Asked about the possibility of any legal challenge to the bonus cap, he 
replied: "Good luck."

Britain's powerful financial sector fears the rules will put London at a 
disadvantage and provoke an exodus of major banks and staff to rival 
financial centers, although HSBC 
(HSBA.L<http://www.reuters.com/finance/stocks/overview?symbol=HSBA.L>), 
one of Britain's largest banks, has said it does not have any plans at this 
stage to move its headquarters.

'ENOUGH IS ENOUGH'

German Finance Minister Wolfgang Schaeuble indicated that he would be 
uncomfortable with any country being outvoted on the new legislation, 
opening up the possibility of some change.

EU officials indicated that any alterations are likely to have only a 
slight impact on the total amount of bonus that can be paid.

"There is very little further we can do for them because we pushed the 
negotiations to quite a degree, and we got the best possible compromise 
with the parliament," Noonan told reporters before the meeting began. 
"There isn't any more room left."

Schaeuble told ministers he would back a greater flexibility in how a 
banker's bonus is calculated, which could allow banks to pay more over the 
long term, said one official who attended the talks.

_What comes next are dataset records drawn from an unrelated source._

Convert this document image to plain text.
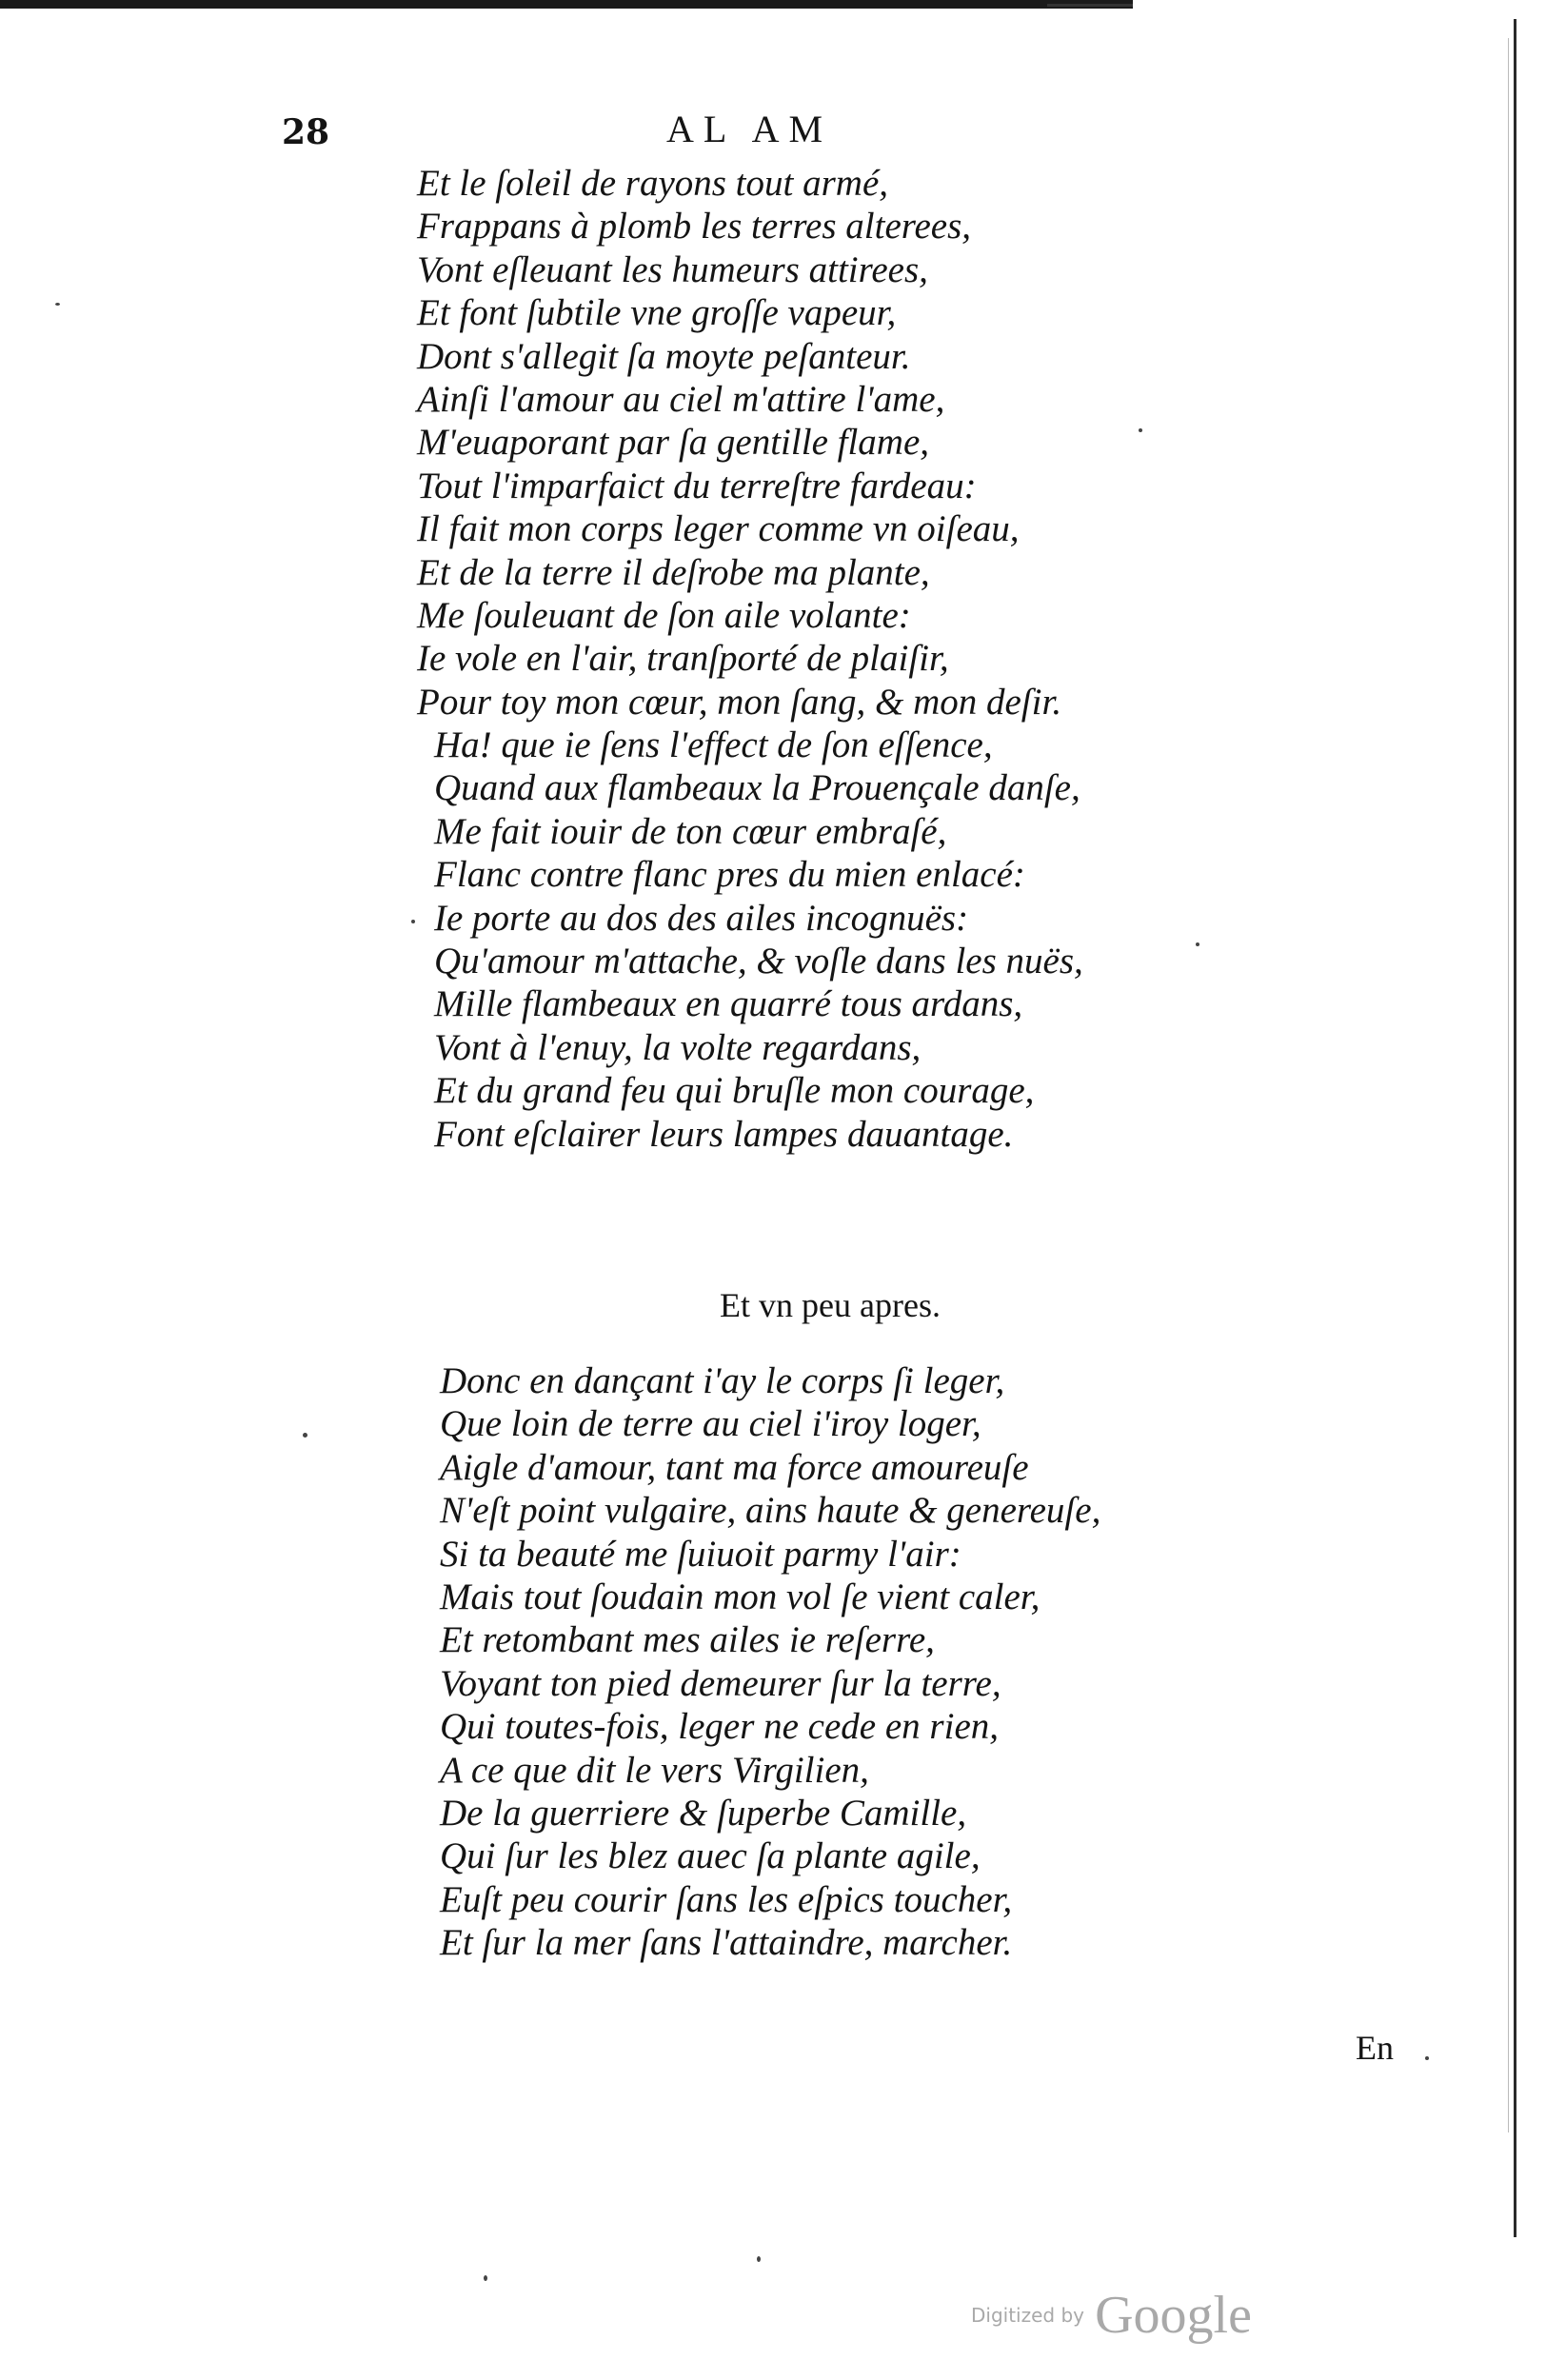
28	AL AM
Et le ſoleil de rayons tout armé,
Frappans à plomb les terres alterees,
Vont eſleuant les humeurs attirees,
Et font ſubtile vne groſſe vapeur,
Dont s'allegit ſa moyte peſanteur.
Ainſi l'amour au ciel m'attire l'ame,
M'euaporant par ſa gentille flame,
Tout l'imparfaict du terreſtre fardeau:
Il fait mon corps leger comme vn oiſeau,
Et de la terre il deſrobe ma plante,
Me ſouleuant de ſon aile volante:
Ie vole en l'air, tranſporté de plaiſir,
Pour toy mon cœur, mon ſang, & mon deſir.
Ha! que ie ſens l'effect de ſon eſſence,
Quand aux flambeaux la Prouençale danſe,
Me fait iouir de ton cœur embraſé,
Flanc contre flanc pres du mien enlacé:
Ie porte au dos des ailes incognuës:
Qu'amour m'attache, & voſle dans les nuës,
Mille flambeaux en quarré tous ardans,
Vont à l'enuy, la volte regardans,
Et du grand feu qui bruſle mon courage,
Font eſclairer leurs lampes dauantage.
Et vn peu apres.
Donc en dançant i'ay le corps ſi leger,
Que loin de terre au ciel i'iroy loger,
Aigle d'amour, tant ma force amoureuſe
N'eſt point vulgaire, ains haute & genereuſe,
Si ta beauté me ſuiuoit parmy l'air:
Mais tout ſoudain mon vol ſe vient caler,
Et retombant mes ailes ie reſerre,
Voyant ton pied demeurer ſur la terre,
Qui toutes-fois, leger ne cede en rien,
A ce que dit le vers Virgilien,
De la guerriere & ſuperbe Camille,
Qui ſur les blez auec ſa plante agile,
Euſt peu courir ſans les eſpics toucher,
Et ſur la mer ſans l'attaindre, marcher.
En
Digitized by Google
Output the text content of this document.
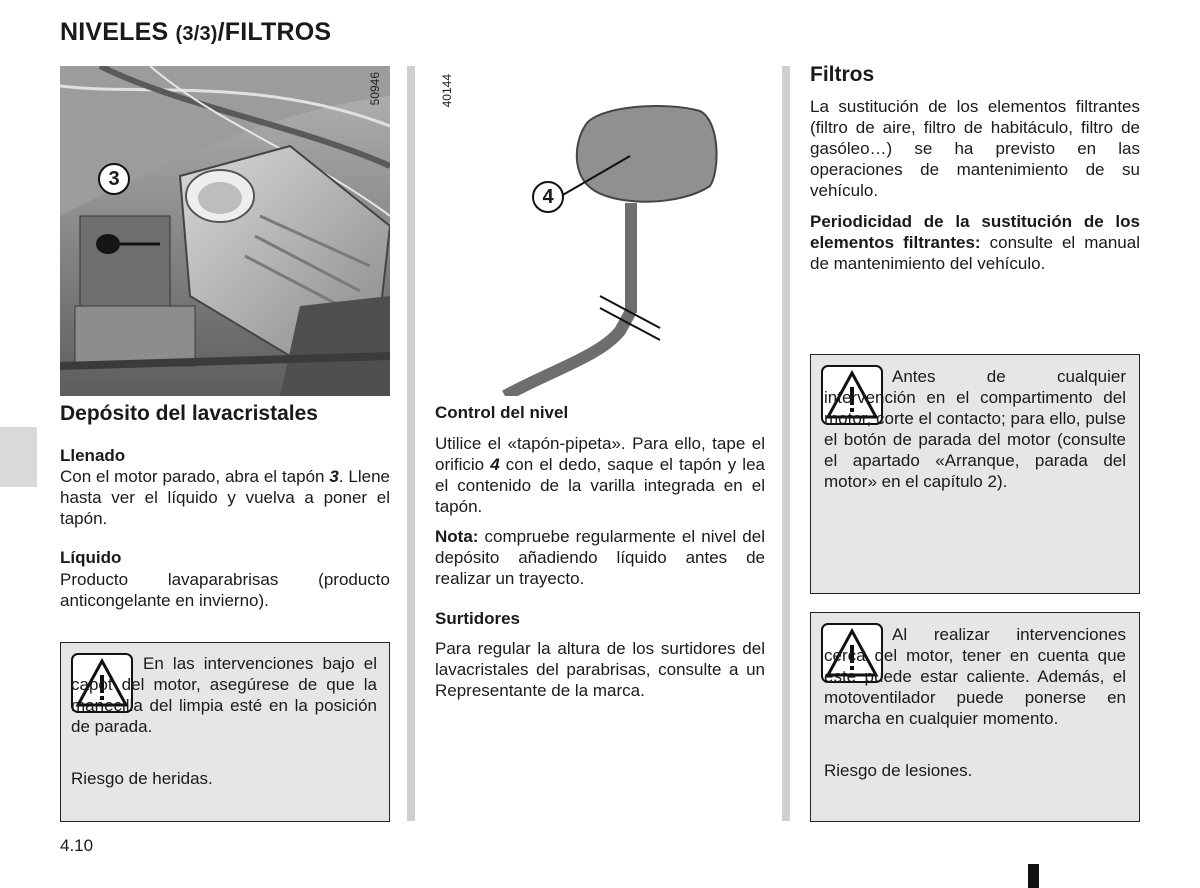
NIVELES (3/3)/FILTROS
3
50946
4
40144
Depósito del lavacristales
Llenado
Con el motor parado, abra el tapón 3. Llene hasta ver el líquido y vuelva a poner el tapón.
Líquido
Producto lavaparabrisas (producto anticongelante en invierno).
En las intervenciones bajo el capot del motor, asegúrese de que la manecilla del limpia esté en la posición de parada.
Riesgo de heridas.
Control del nivel
Utilice el «tapón-pipeta». Para ello, tape el orificio 4 con el dedo, saque el tapón y lea el contenido de la varilla integrada en el tapón.
Nota: compruebe regularmente el nivel del depósito añadiendo líquido antes de realizar un trayecto.
Surtidores
Para regular la altura de los surtidores del lavacristales del parabrisas, consulte a un Representante de la marca.
Filtros
La sustitución de los elementos filtrantes (filtro de aire, filtro de habitáculo, filtro de gasóleo…) se ha previsto en las operaciones de mantenimiento de su vehículo.
Periodicidad de la sustitución de los elementos filtrantes: consulte el manual de mantenimiento del vehículo.
Antes de cualquier intervención en el compartimento del motor, corte el contacto; para ello, pulse el botón de parada del motor (consulte el apartado «Arranque, parada del motor» en el capítulo 2).
Al realizar intervenciones cerca del motor, tener en cuenta que este puede estar caliente. Además, el motoventilador puede ponerse en marcha en cualquier momento.
Riesgo de lesiones.
4.10
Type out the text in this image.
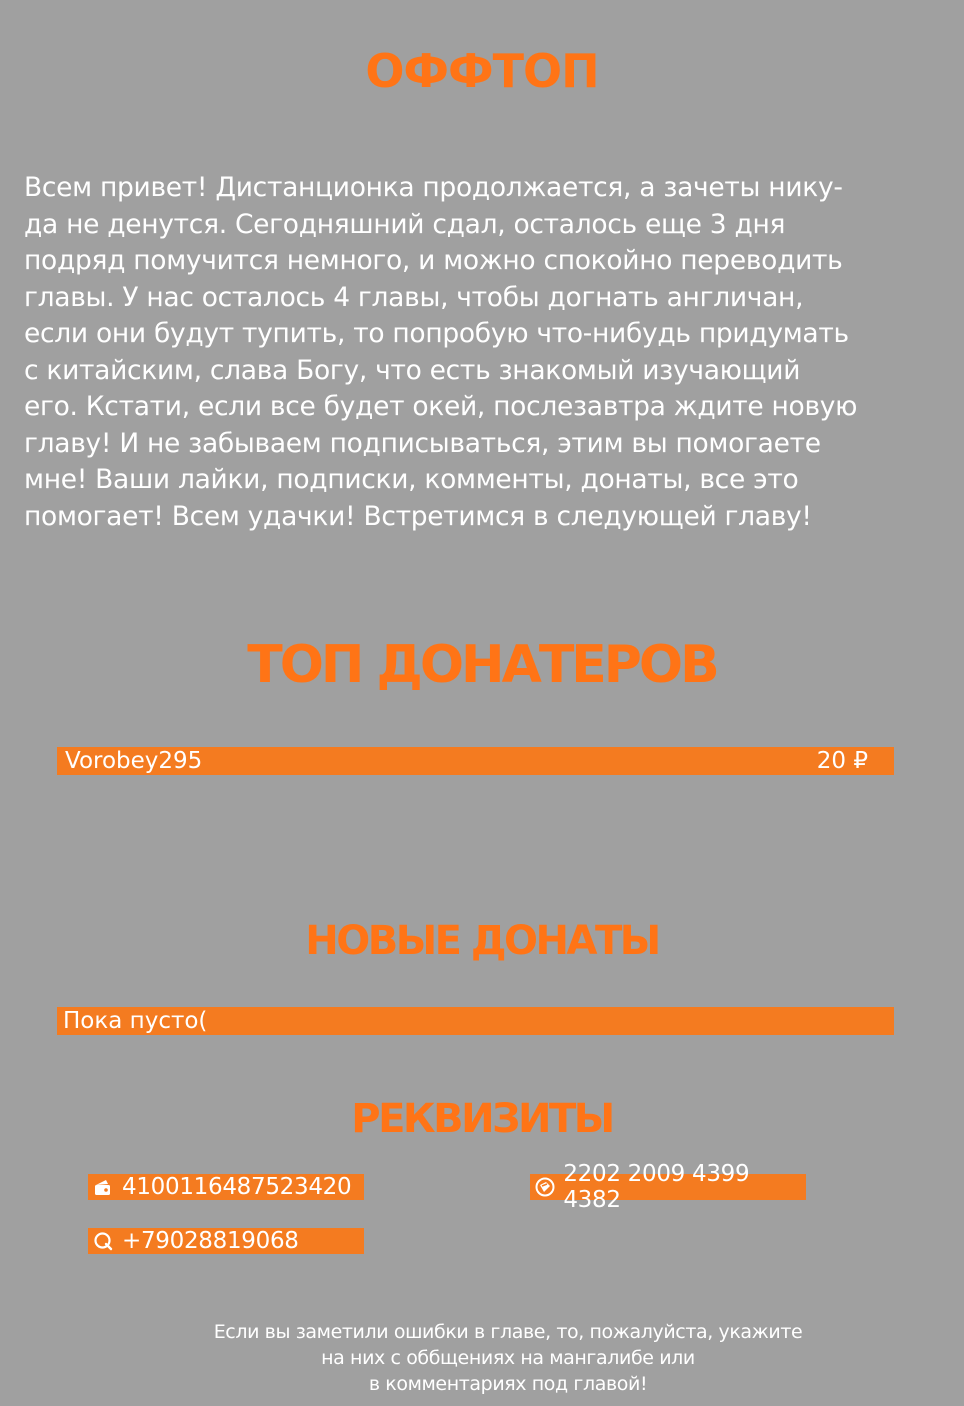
ОФФТОП
Всем привет! Дистанционка продолжается, а зачеты нику-
да не денутся. Сегодняшний сдал, осталось еще 3 дня
подряд помучится немного, и можно спокойно переводить
главы. У нас осталось 4 главы, чтобы догнать англичан,
если они будут тупить, то попробую что-нибудь придумать
с китайским, слава Богу, что есть знакомый изучающий
его. Кстати, если все будет окей, послезавтра ждите новую
главу! И не забываем подписываться, этим вы помогаете
мне! Ваши лайки, подписки, комменты, донаты, все это
помогает! Всем удачки! Встретимся в следующей главу!
ТОП ДОНАТЕРОВ
Vorobey295	20 ₽
НОВЫЕ ДОНАТЫ
Пока пусто(
РЕКВИЗИТЫ
4100116487523420	2202 2009 4399 4382
+79028819068
Если вы заметили ошибки в главе, то, пожалуйста, укажите
на них с оббщениях на мангалибе или
в комментариях под главой!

Britain could also try to push to change the scope of the rules, which will 
apply to all EU bank staff globally, regardless of where they are based.

But any changes will also require the approval of the European Parliament. 
Othmar Karas, the Austrian lawmaker who drove the negotiations in 
parliament, said he did not see any reason to re-open the deal clinched 
last week.

While the finance ministers agreed not to finalize the deal on Tuesday, 
partly out of courtesy to Osborne, there is little appetite to change it. 
Officials indicated it would be approved later in March or possibly in 
April. The aim is to put the legislation in place from January 1, 2014.

Some in the British government believe banks could take legal action on the 
grounds that the European Union is going beyond its remit in legislating on 
remuneration, an official familiar with British thinking told Reuters.

AFME, the bank lobby group, stoked speculation, saying "it would not be 
surprising" if the industry were gathering "legal opinions". But the 
European Commission, which writes EU law, said it would be "absurd" to 
challenge the legality of the cap.

The new rules will not affect most bank staff, who on average earn bonuses 
of up to 30 percent of salary, but target senior management and so-called 
"risk takers", such as traders, whose bonuses can be many times their base 
salary.

Analysts estimate the law will initially affect around 300 to 500 people in 
each large bank, or around 5,000 people in London all told.